Paus Paulus VI was in de ogen van het Amerikaanse politieke establishment een bedreiging voor de rol van Amerika als leider van de westerse wereld, en ik ben op grond van journalistiek onderzoek tot de conclusie gekomen, dat er op het einde van zijn pontificaat pressiegroepen hun acties hebben samengevoegd om de Pool Wojtyla te zijner tijd op de troon van Petrus te krijgen: de Soevereine Orde van Malta, Opus Dei én het Witte Huis met de CIA.
Er ligt het feit dat kardinaal Terence Cooke, opvolger van Spellmann en beschermheer van de Orde van Malta, in opdracht van de CIA naar Krakau reisde om Karol Wojtyla uit te nodigen voor een door het Opus Dei georganiseerde reeks lezingen in Amerika (Zie A. Krims, Karol Wojtyla, paus en politicus, Haarlem, 1985, p. 289). Die vonden plaats in 1976 en de teksten werden daarna verspreid in luxueuze uitgaven, waardoor de onbekende Pool in de hoogste Amerikaanse kringen meer bekendheid kreeg.
Een krachtige anti-communistische Pool als hoofd van de rooms-katholieke kerk werd beschouwd als een garantie voor het indammen van de invloed van de meerderheid van progressieven in de Amerikaanse bisschoppenconferentie, die de moraliteit van het bezit van zgn. 'first strike'-kernwapens waartegen geen verdediging mogelijk was, ter discussie stelden, evenals de tegenstellingen tussen rijk en arm en het racisme in de Verenigde Staten.

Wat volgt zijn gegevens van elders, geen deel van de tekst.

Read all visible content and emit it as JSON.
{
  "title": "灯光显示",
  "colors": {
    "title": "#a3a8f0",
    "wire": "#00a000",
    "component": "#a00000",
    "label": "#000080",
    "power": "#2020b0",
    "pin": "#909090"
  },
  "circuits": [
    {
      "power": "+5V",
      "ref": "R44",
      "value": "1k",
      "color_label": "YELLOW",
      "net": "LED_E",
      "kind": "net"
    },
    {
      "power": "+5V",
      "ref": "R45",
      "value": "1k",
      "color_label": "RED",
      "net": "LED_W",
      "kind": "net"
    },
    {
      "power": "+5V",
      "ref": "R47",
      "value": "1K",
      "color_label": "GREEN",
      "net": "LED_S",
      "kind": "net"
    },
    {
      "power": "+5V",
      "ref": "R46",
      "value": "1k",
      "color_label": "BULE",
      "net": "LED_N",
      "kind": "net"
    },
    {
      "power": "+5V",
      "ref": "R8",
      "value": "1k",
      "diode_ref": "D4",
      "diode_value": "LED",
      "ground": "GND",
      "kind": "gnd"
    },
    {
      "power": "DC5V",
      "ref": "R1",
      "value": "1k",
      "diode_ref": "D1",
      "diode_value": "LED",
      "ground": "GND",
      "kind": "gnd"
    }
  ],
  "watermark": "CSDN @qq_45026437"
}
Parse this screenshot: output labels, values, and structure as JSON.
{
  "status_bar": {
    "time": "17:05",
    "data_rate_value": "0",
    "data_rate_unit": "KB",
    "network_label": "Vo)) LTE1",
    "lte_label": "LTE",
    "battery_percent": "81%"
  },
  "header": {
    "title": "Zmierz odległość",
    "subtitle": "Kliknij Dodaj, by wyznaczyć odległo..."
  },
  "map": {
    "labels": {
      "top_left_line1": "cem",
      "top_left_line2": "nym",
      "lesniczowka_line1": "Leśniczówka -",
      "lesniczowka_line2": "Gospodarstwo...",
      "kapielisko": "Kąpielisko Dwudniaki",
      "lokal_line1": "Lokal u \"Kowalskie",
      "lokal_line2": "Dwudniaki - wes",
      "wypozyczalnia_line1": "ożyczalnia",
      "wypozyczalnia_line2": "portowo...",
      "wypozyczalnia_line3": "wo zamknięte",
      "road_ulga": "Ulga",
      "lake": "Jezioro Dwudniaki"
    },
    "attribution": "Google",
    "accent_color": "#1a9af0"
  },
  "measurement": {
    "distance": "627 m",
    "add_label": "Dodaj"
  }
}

De geo-politieke belangen van het Witte Huis en het Vaticaan liepen in 1976 in elkaar over. Want er was ook nog het gevaar van het progressieve rooms-katholicisme in de Amerikaanse achtertuin, het Caribisch gebied, waar steeds meer armen zowel een afbeelding van Che Guevara als een kruisbeeld in hun schamele woningen hingen en waar dictators het onderspit moesten delven tegen een opkomende sociaal-democratie. Hierover is het boek van Bernstein en Politi zeer duidelijk. De leiding van de CIA heeft zich intern met betalingen aan reactionaire priesters bemoeid en Johannes Paulus II heeft persoonlijk - inclusief tussentijdse ontmoetingen met Reagan en beraadslagingen in het Vaticaan met CIA-chef Casey - de introductie van een nieuwe generatie kruisraketten in Europa bevorderd.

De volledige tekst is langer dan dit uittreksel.